Gerechtshof Amsterdam

Datum uitspraak
2 juli 2013
Publicatiedatum
2 december 2013
Zaaknummer
200.120.516/01
Instantie
Gerechtshof Amsterdam
Type
Uitspraak
Rechtsgebied
Civiel recht; Personen- en familierecht
Procedures
  • Hoger beroep
Rechters
Vindplaatsen
  • Rechtspraak.nl
AI samenvatting door LexboostAutomatisch gegenereerd

Vaststelling van kinderalimentatie en draagkracht van de ouders in hoger beroep

In deze zaak gaat het om de vaststelling van de kinderalimentatie en de draagkracht van de ouders na een echtscheiding. De man, appellant, is in hoger beroep gekomen van een beschikking van de rechtbank Alkmaar, waarin de bijdrage in de kosten van verzorging en opvoeding van de kinderen was vastgesteld op € 300,- per kind per maand. De man verzoekt de bijdrage te verlagen naar bedragen variërend van € 24,- tot nihil, afhankelijk van het jaar. De vrouw, geïntimeerde, verzoekt de bestreden beschikking te bekrachtigen.

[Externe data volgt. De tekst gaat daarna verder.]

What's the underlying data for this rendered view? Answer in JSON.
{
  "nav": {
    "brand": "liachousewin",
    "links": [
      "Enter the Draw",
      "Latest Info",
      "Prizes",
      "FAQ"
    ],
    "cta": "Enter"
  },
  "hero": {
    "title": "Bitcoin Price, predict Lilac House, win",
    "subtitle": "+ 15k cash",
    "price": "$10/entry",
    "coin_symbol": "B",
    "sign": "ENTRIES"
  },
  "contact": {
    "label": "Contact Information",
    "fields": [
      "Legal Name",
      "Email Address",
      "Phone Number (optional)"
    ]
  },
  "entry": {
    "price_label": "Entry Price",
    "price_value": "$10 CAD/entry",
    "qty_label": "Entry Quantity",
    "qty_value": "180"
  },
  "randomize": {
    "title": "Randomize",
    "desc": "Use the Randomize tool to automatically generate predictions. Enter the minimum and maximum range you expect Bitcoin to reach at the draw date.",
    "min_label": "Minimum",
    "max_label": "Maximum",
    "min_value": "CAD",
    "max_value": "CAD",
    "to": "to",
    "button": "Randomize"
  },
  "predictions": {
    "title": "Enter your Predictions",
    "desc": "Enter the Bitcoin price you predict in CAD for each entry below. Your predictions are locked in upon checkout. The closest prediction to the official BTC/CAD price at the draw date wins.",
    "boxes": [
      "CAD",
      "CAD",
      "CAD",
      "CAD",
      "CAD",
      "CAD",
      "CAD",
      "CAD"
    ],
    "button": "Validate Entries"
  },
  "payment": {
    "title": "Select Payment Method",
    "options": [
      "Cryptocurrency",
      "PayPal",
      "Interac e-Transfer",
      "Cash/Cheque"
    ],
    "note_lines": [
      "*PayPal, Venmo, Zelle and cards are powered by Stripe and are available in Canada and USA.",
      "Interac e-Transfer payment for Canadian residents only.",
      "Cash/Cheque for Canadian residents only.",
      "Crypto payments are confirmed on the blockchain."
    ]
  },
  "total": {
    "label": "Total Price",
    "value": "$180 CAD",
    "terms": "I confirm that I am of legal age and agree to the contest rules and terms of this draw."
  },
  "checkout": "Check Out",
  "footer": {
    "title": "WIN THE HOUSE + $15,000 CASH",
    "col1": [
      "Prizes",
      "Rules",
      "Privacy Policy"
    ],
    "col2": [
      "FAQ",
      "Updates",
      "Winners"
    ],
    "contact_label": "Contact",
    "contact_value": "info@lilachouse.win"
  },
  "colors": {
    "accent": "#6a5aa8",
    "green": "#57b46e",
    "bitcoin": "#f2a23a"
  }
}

De rechtbank had eerder bepaald dat de man een bijdrage van € 157,- per kind per maand moest betalen. De man heeft in hoger beroep aangevoerd dat zijn financiële situatie is veranderd en dat hij niet in staat is om de eerder vastgestelde bedragen te betalen. Het hof heeft de feiten en omstandigheden van de zaak zorgvuldig gewogen, waaronder de behoefte van de kinderen en de draagkracht van beide ouders. Het hof heeft vastgesteld dat de man in de jaren 2009 tot en met 2011 in staat was om een bijdrage van € 920,- per maand te leveren, en vanaf 2012 van € 942,- per maand.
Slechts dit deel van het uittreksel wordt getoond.